The other day, I was listening to an interview on National Public Radio with Emma Donoghue, the author of Room. It’s a novel about a five-year-old whose entire life has been spent with his mother in a small room where his mother –a victim of kidnapping — has been kept since before he was conceived. The book sounds horrifying, fascinating, and tremendously well done.
I don’t know how the story ends. The interviewer was very careful not to give away anything about that. The reviews I looked up online after getting home were equally circumspect.
This is all quite admirable for those of you who think a book shouldn’t be ruined by knowing the ending beforehand. But I’m here to tell you that unless and until I know how that book ends, I won’t buy it. And I won’t start reading it.
Most of you will doubtless be horrified by this. To which I respond: Get over it. I’m a longtime reader, with a graduate degree in literature (if that means anything). My reading experience is just as legitimate as yours. I’m not asking you to read this way, but I’m not going to apologize for the way I process texts. Anyone who wants me to read his/her/its story will simply have to deal with that.
The question of just why I read this way has to do, I think, with how strongly I identify with the characters in the fiction I’m reading. I literally feel what they’re feeling — or what they ought to be feeling, in cases such as those of stupid teenagers who ought to feel more embarrassed than they do about their own idiotic actions. (This is one reason, by the way, that I shall never watch a Mister Bean movie.) This makes reading a very intense experience for me. It also means I have to be pretty careful about decisions about just what I’m going to read. Knowing what’s coming in a story helps me do that.
It’s not just a matter of eliminating stories that end badly. Very often when I flip ahead to find out the end of an intense story, even if the news isn’t good for the main character, I’ll keep on going. Knowing what’s coming helps me to get a grip on myself emotionally. It allows me to continue — though there are also times when, knowing where the story is going, I’ll decide it’s not worth my time. That’s my prerogative.
The other thing you have to understand is that for me, knowing the ending in advance doesn’t spoil a story. Pretty much any story that I like, I reread. Usually I like it better the second time around. Knowing what’s going to happen, I don’t have to race through, but can appreciate the journey. It’s like a first-time conversation with the person who’s going to become your best friend. You may click initially, but things get much better over time. First impressions are lasting impressions only if they’re so negative that you don’t bother to collect any later impressions further down the road. A good book is much like a good friend in that respect — for me at least.
The one exception I try to make is when I’m reading something to give revision comments to the writer. In those cases, I try to stick to a strictly linear reading, so that the writer will have the benefit of my impressions and misconceptions, uncontaminated by knowledge of what comes later. I’m not honestly sure that’s the best idea, though. Wouldn’t it be better to accurately reflect the kind of reader I really am, rather than imitate someone I’m not? But I try.

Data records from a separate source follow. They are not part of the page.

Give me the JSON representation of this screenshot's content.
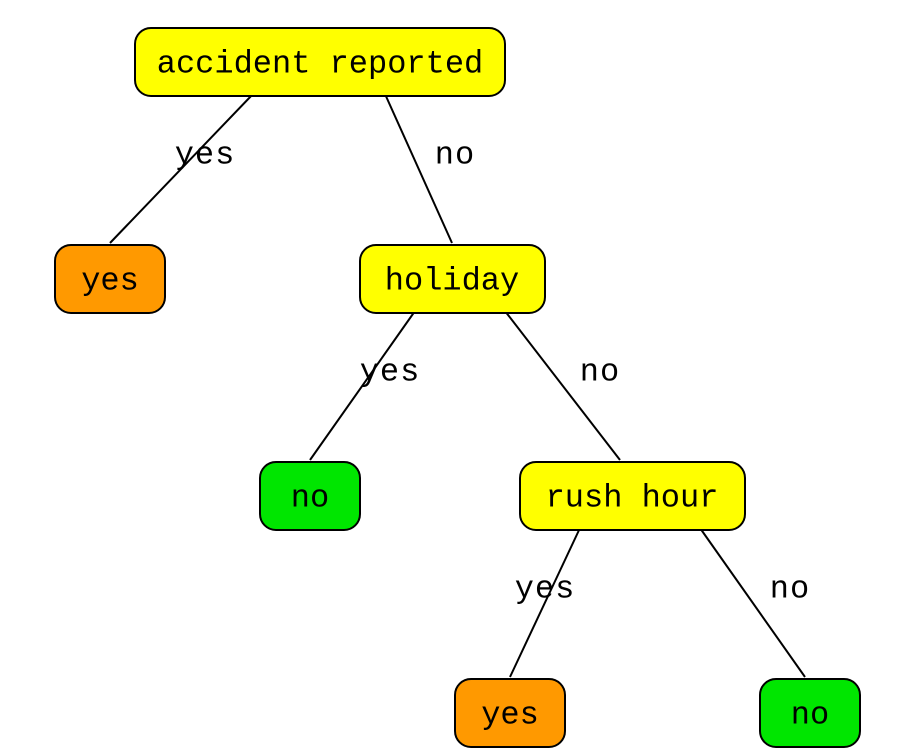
{
  "diagram": {
    "type": "decision-tree",
    "nodes": {
      "root": {
        "label": "accident reported",
        "kind": "decision"
      },
      "leaf_yes1": {
        "label": "yes",
        "kind": "leaf",
        "outcome": "yes"
      },
      "holiday": {
        "label": "holiday",
        "kind": "decision"
      },
      "leaf_no1": {
        "label": "no",
        "kind": "leaf",
        "outcome": "no"
      },
      "rush": {
        "label": "rush hour",
        "kind": "decision"
      },
      "leaf_yes2": {
        "label": "yes",
        "kind": "leaf",
        "outcome": "yes"
      },
      "leaf_no2": {
        "label": "no",
        "kind": "leaf",
        "outcome": "no"
      }
    },
    "edges": {
      "root_yes": {
        "from": "root",
        "to": "leaf_yes1",
        "label": "yes"
      },
      "root_no": {
        "from": "root",
        "to": "holiday",
        "label": "no"
      },
      "holiday_yes": {
        "from": "holiday",
        "to": "leaf_no1",
        "label": "yes"
      },
      "holiday_no": {
        "from": "holiday",
        "to": "rush",
        "label": "no"
      },
      "rush_yes": {
        "from": "rush",
        "to": "leaf_yes2",
        "label": "yes"
      },
      "rush_no": {
        "from": "rush",
        "to": "leaf_no2",
        "label": "no"
      }
    },
    "colors": {
      "decision": "#ffff00",
      "leaf_yes": "#ff9900",
      "leaf_no": "#00e600"
    }
  }
}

God, we’re told, knows the end from the beginning, whether that’s through a kind of mechanical foreknowledge based on his thorough knowledge of the present, or some way of standing outside of time, or something else.
In wanting to know the ending of stories before I get very far in them, it can be supposed that I’m wanting the power of God — something we limited mortals don’t possess in real life. Each of us, after all, must live life as it comes to us. Isn’t it a form of cheating, of escapism, for me to demand something different in my reading experience?
Except that this isn’t the case. God, if you’re a Mormon, is someone you believe has indeed revealed the ending of the drama, though not all the intermediate acts. He tells us how things will end up so that we may trust him along the way.
Which, it occurs to me, really is what I want in my reading. When I read a story, I enter a world whose god — the author — is largely unknown to me. Before I venture into that world, I want to know whether it’s the work of one of those gods who delights in the pain of his or her creation: a god of vengeance, a god of mercy, a god of suffering, a god of indolence, a god of unjust power and cruel immorality. I want to know what kind of experience awaits me. This, it seems to me, isn’t too much to ask.